When my wife and I were planning our wedding, we spent a lot of time on where guests were seated and who they were seated with. We wanted to make sure everyone felt welcomed and got to enjoy the social aspects of our wedding - and not just be there to celebrate us.
We also worked closely with our parents because a lot of guests at the wedding were their friends & family, and we wanted people to meet and get along. A few weeks after the wedding, we were going through photos and I mentioned to my mom “Oh, I don’t seem to see any photos of Lady A and Husband A at the reception, but they’re clearly there during the ceremony.”
My mom calls me afterwards and was like “so after the wedding Lady A (whom my mom has known since they were 6) called and said Lady A and her husband were offended by where they were put on the seating chart and who they were seated with, so they left the wedding after the cocktail hour and didn’t stay for the reception."
We had put them at a table with friends of theirs, and people who we thought they’d get along with from a professional standpoint. My parents both have a lot of siblings, as do my in-laws, so it’s not like we could have put them at my parents’ table.
This family has been friends for a long time - we hosted their daughter’s bridal shower at our house, and then the audacity for them to not only leave our wedding reception where we paid for their plates, but also call my mom, let her know they did that, and also not leave a gift.
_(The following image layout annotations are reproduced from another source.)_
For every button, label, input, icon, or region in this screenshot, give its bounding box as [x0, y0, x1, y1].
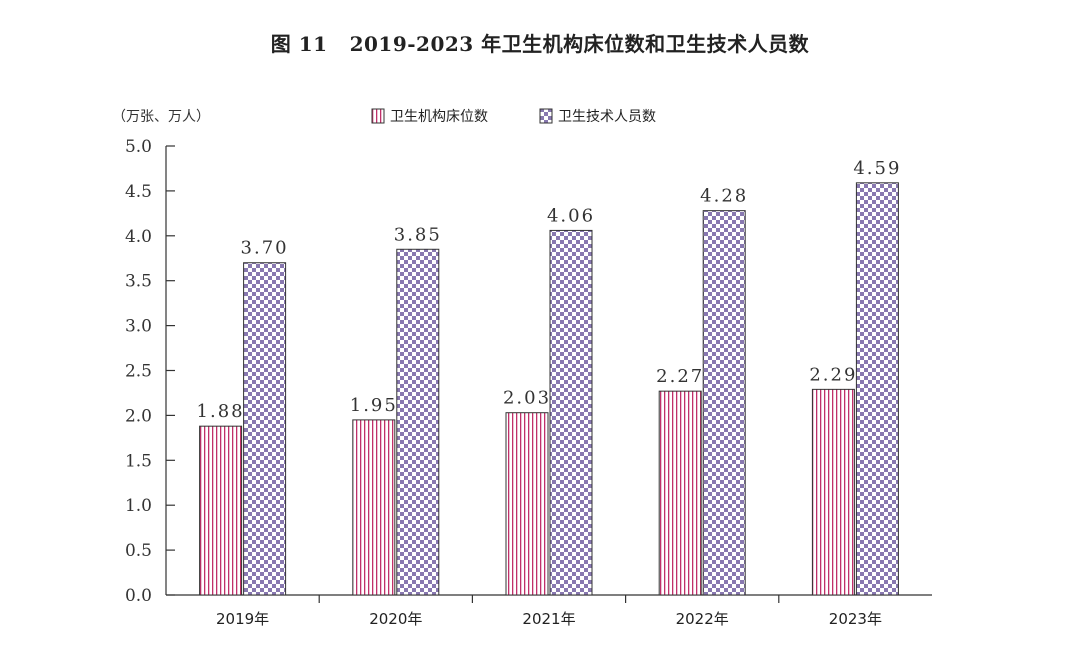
bar-beds	[811, 388, 855, 596]
y-tick-label: 3.5	[125, 272, 152, 292]
data-label: 2.27	[656, 366, 704, 387]
y-tick-label: 4.0	[125, 227, 152, 247]
legend-label-beds: 卫生机构床位数	[390, 109, 488, 125]
bars	[199, 182, 899, 596]
data-label: 1.95	[350, 395, 398, 416]
y-tick-label: 2.0	[125, 406, 152, 426]
bar-beds	[505, 412, 549, 596]
x-category-label: 2019年	[216, 610, 269, 628]
y-tick-label: 5.0	[125, 137, 152, 157]
legend-label-staff: 卫生技术人员数	[558, 109, 656, 125]
x-category-label: 2020年	[369, 610, 422, 628]
legend: 卫生机构床位数 卫生技术人员数	[371, 108, 656, 125]
data-label: 1.88	[197, 401, 245, 422]
y-axis-ticks: 0.0 0.5 1.0 1.5 2.0 2.5 3.0 3.5 4.0 4.5 5.0	[125, 137, 175, 606]
y-axis-unit-label: （万张、万人）	[112, 109, 210, 125]
chart-title-text: 2019-2023 年卫生机构床位数和卫生技术人员数	[349, 32, 810, 56]
data-label: 4.06	[547, 205, 595, 226]
y-tick-label: 3.0	[125, 317, 152, 337]
bar-staff	[855, 182, 899, 596]
data-label: 4.59	[853, 158, 901, 179]
data-label: 2.03	[503, 388, 551, 409]
x-category-label: 2023年	[829, 610, 882, 628]
y-tick-label: 4.5	[125, 182, 152, 202]
bar-beds	[658, 390, 702, 596]
y-tick-label: 0.0	[125, 586, 152, 606]
data-label: 4.28	[700, 186, 748, 207]
legend-swatch-beds	[371, 108, 385, 124]
data-label: 3.70	[241, 238, 289, 259]
figure-number: 图 11	[270, 32, 328, 56]
bar-beds	[199, 425, 243, 596]
x-category-label: 2021年	[522, 610, 575, 628]
y-tick-label: 2.5	[125, 362, 152, 382]
legend-swatch-staff	[539, 108, 553, 124]
chart-title: 图 11 2019-2023 年卫生机构床位数和卫生技术人员数	[0, 28, 1080, 57]
bar-staff	[243, 262, 287, 596]
bar-staff	[396, 248, 440, 596]
data-label: 3.85	[394, 224, 442, 245]
x-axis-ticks: 2019年 2020年 2021年 2022年 2023年	[216, 595, 882, 628]
bar-staff	[702, 210, 746, 596]
data-label: 2.29	[809, 364, 857, 385]
data-labels: 1.88 3.70 1.95 3.85 2.03 4.06 2.27 4.28 2.29 4.59	[197, 158, 901, 422]
y-tick-label: 1.5	[125, 451, 152, 471]
bar-beds	[352, 419, 396, 596]
y-tick-label: 1.0	[125, 496, 152, 516]
y-tick-label: 0.5	[125, 541, 152, 561]
bar-staff	[549, 229, 593, 596]
x-category-label: 2022年	[676, 610, 729, 628]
Luckily, the wedding was beautiful and everyone loved it (and my wife and I were thrilled with how everything went), but we couldn’t help but be shocked at how entitled some people can be!
RadiantBoysenberry71 said:
Why couldn't they just mingle during the cocktail hours, sit for the hour or so dinner would be served and then get up and mingle again with whomever was their more ideal companions for the evening? I've never been to a wedding that people stayed in their "assigned" seats all night. For the meal, yes, but after that it was open to move around as desired.
salsanacho said:
When I go to a wedding, I pretty much know my place. If it's my sister getting married... single digit table number. My coworker's wedding...I'm at table 36.. and I'm cool with that.
just_mark said:
Sounds like the trash took itself out, I don't see the problem.
littlescreechyowl said:
We were just at a wedding Saturday for one of our son’s best friends. We were just so honored to be included at all I didn’t even mind being on the balcony, with zero view of the festivities with 6 other tables lol.
lapsteelguitar said:
No good deed goes unpunished. Sometimes you can’t win.
tomkat1001 said:
Leaving could have been something you’re not aware of but they should have left a gift.
Patient_Gas_5245 said:
Wow, your guests were rude AF. They could have stayed, mingled, and been adults. Instead, they acted like entitled children. Your mom should have called them out since they are family friends. It's your wedding, not there's.
NotMe739 said:
Way too many guests, or sometimes should be guests, think the wedding should be all about them. A friend got married a couple years ago. His brother refused to even attend, let alone be in the wedding party like the groom wanted. Why? Because the groom didn't talk to the brother about it before proposing to his girlfriend.